There were speakers from medical device leaders, cloud based providers, innovation leaders, product management leaders, media, association and attorneys.  The product management break-outs discussed the medical device industry entering a new phase of software-defined value leveraging new levels of automation, big data, analytics, globalization and higher levels of engagement by stakeholders across the board. One of the goals likely to be enabled by the aforementioned is Personalized Medicine that will lead to more customization, just-in-time/low/no inventory, and predictive therapies.  When it comes to big data, several of the medical device makers said that they would need to partner with several players like Google, Apple, IBM and HP concurrently.

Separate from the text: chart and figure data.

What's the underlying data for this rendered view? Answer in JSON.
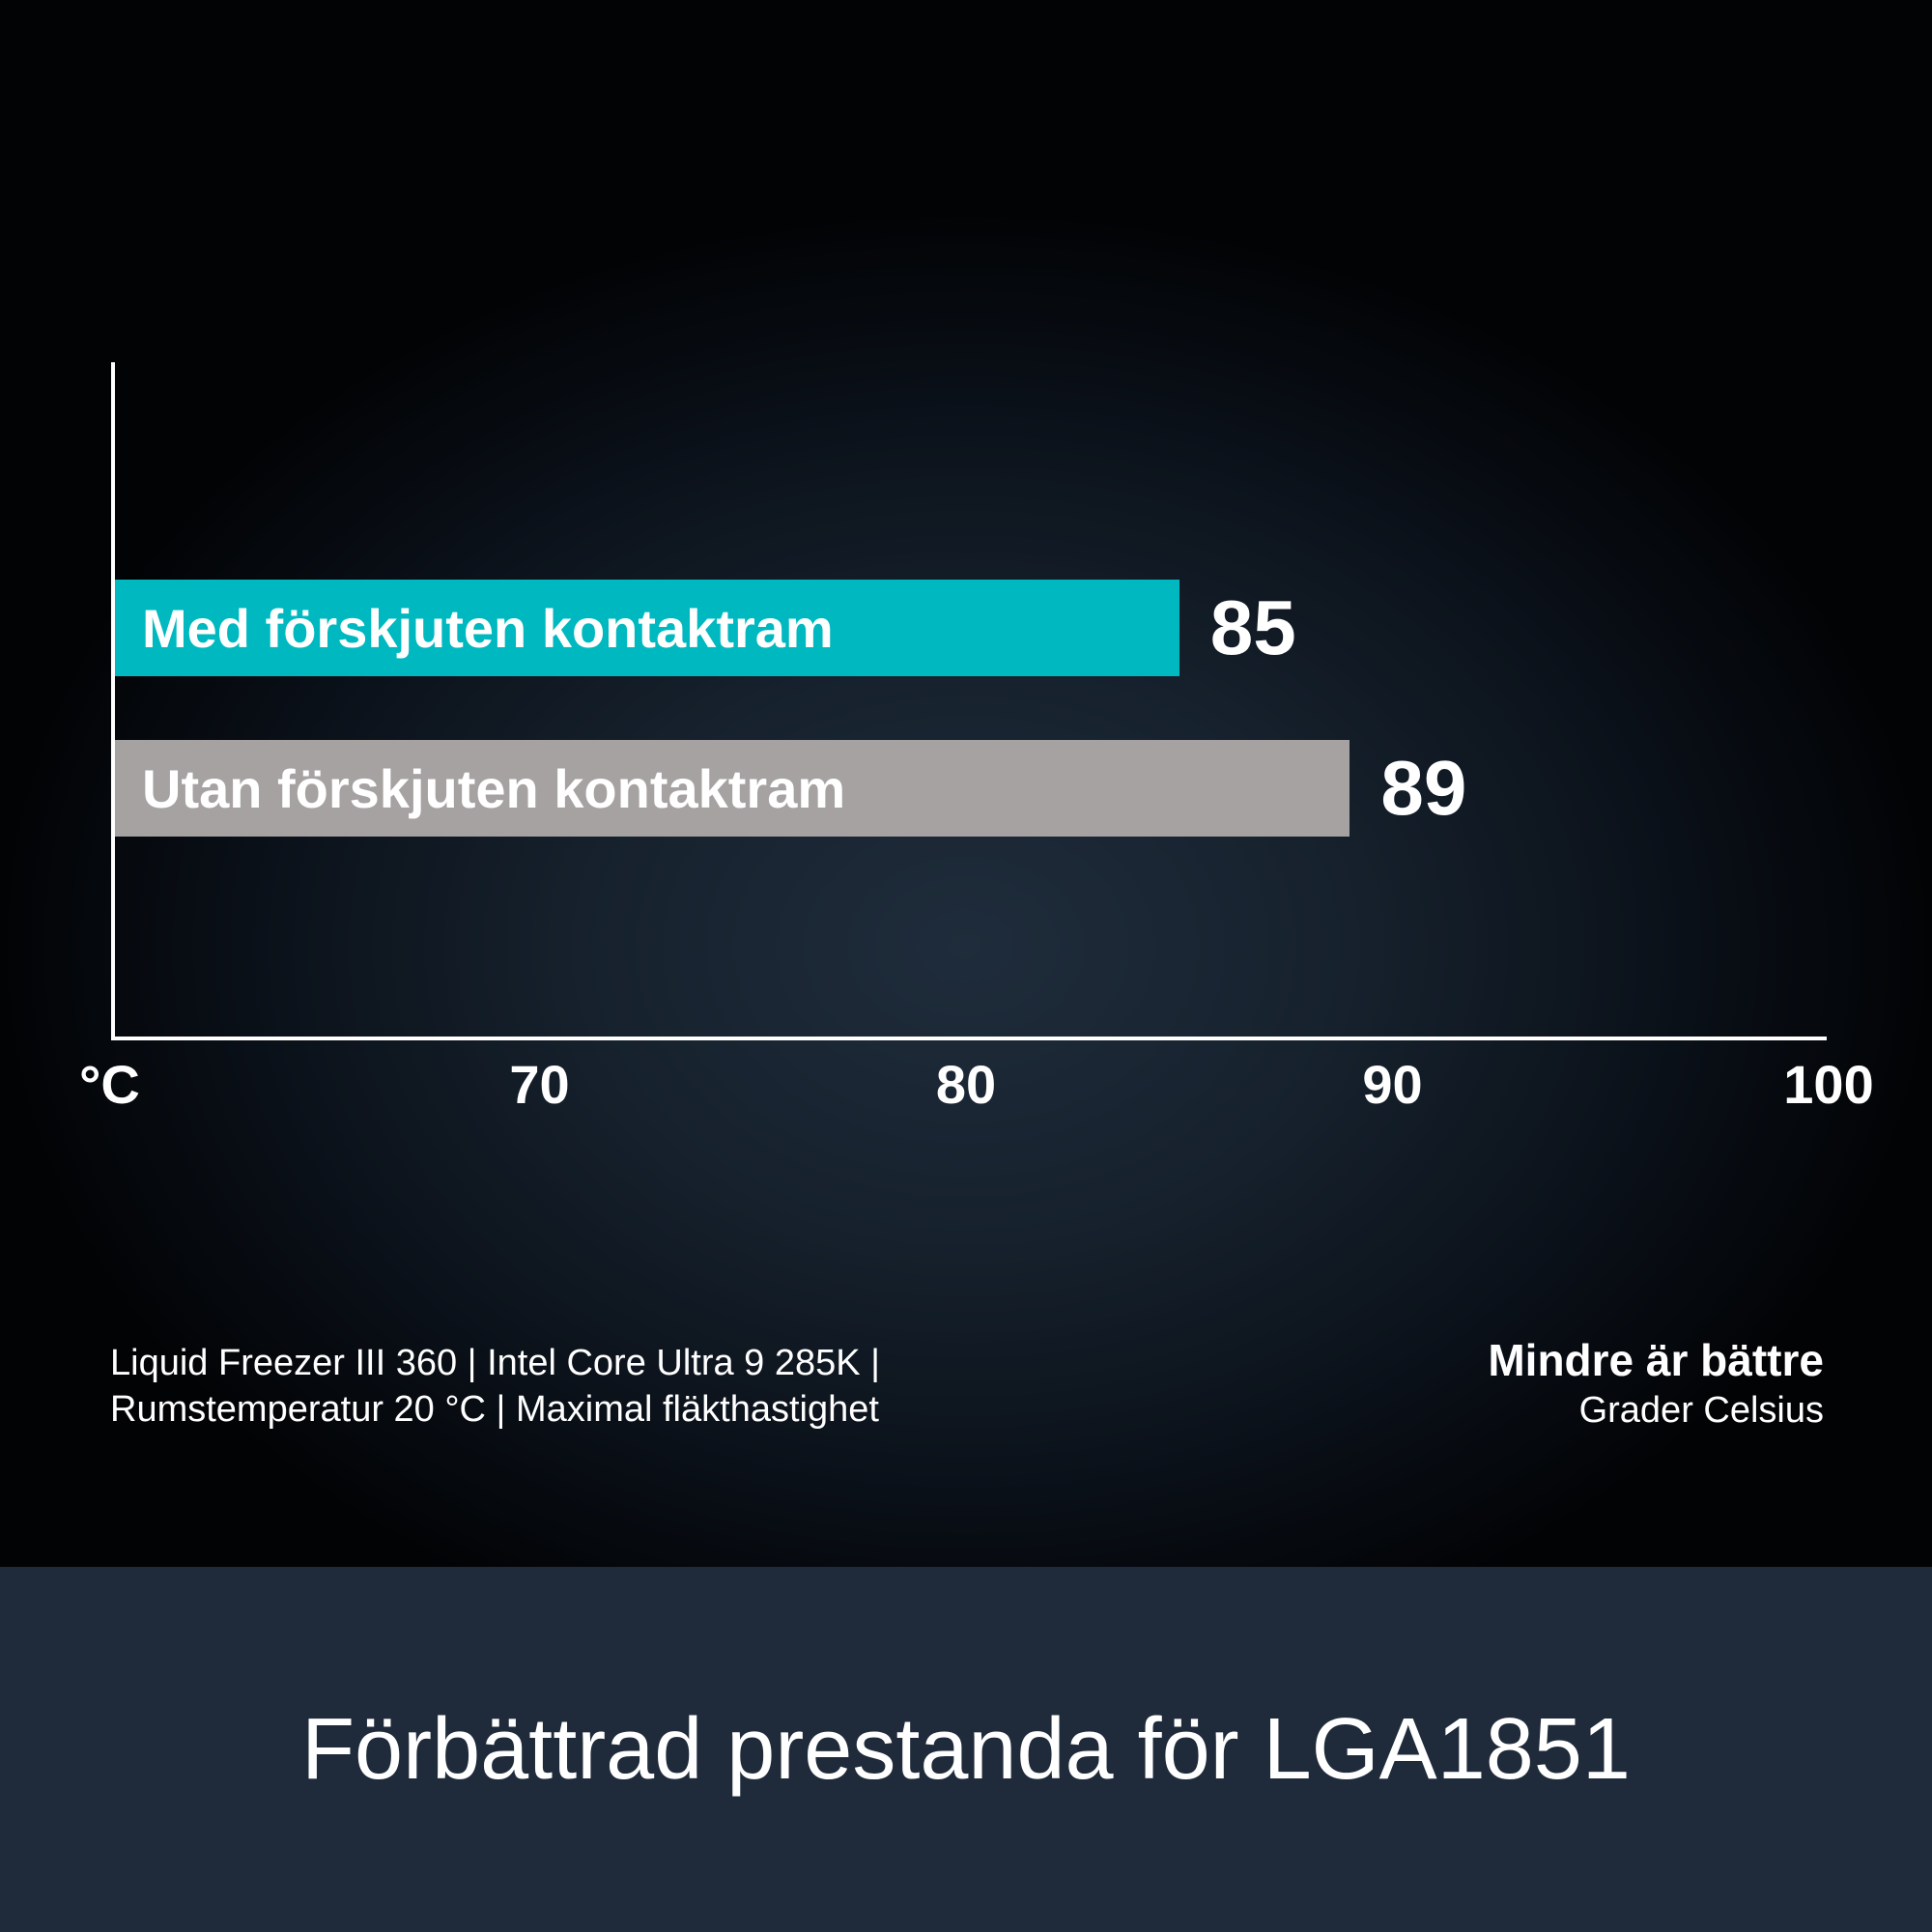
{
  "chart_data": {
    "type": "bar",
    "orientation": "horizontal",
    "categories": [
      "Med förskjuten kontaktram",
      "Utan förskjuten kontaktram"
    ],
    "values": [
      85,
      89
    ],
    "colors": [
      "#00b9c0",
      "#a6a2a1"
    ],
    "xlim": [
      60,
      100
    ],
    "xticks": [
      70,
      80,
      90,
      100
    ],
    "unit_label": "°C",
    "grid": false
  },
  "footnote": {
    "line1": "Liquid Freezer III 360 | Intel Core Ultra 9 285K |",
    "line2": "Rumstemperatur 20 °C | Maximal fläkthastighet"
  },
  "legend_note": {
    "title": "Mindre är bättre",
    "subtitle": "Grader Celsius"
  },
  "banner": {
    "text": "Förbättrad prestanda för LGA1851"
  }
}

In listening to the speakers and talking to attendees, a number of items stood out.  The medical device industry continues to consolidate. The big examples were Medtronic/Covidien and Abbott Laboratories/St. Jude. With the smaller, emerging section of the market, there is a notion that once they achieve a certain run rate of $10M-$30M, they will be acquired. This is a complex industry with plenty of chaos and disruption, a lot of moving parts including shifting economics, high levels of innovation and regulatory pressures.

Events like this allow Line of Sight Group to listen to the market, observe, interact, engage and make connections. One of the key aspects that our Integrated Strategic Analysis requires is the ability to connect the dots when researching clients’ external environments to help them focus their strategic and go-to-market initiatives so they can protect and grow their businesses.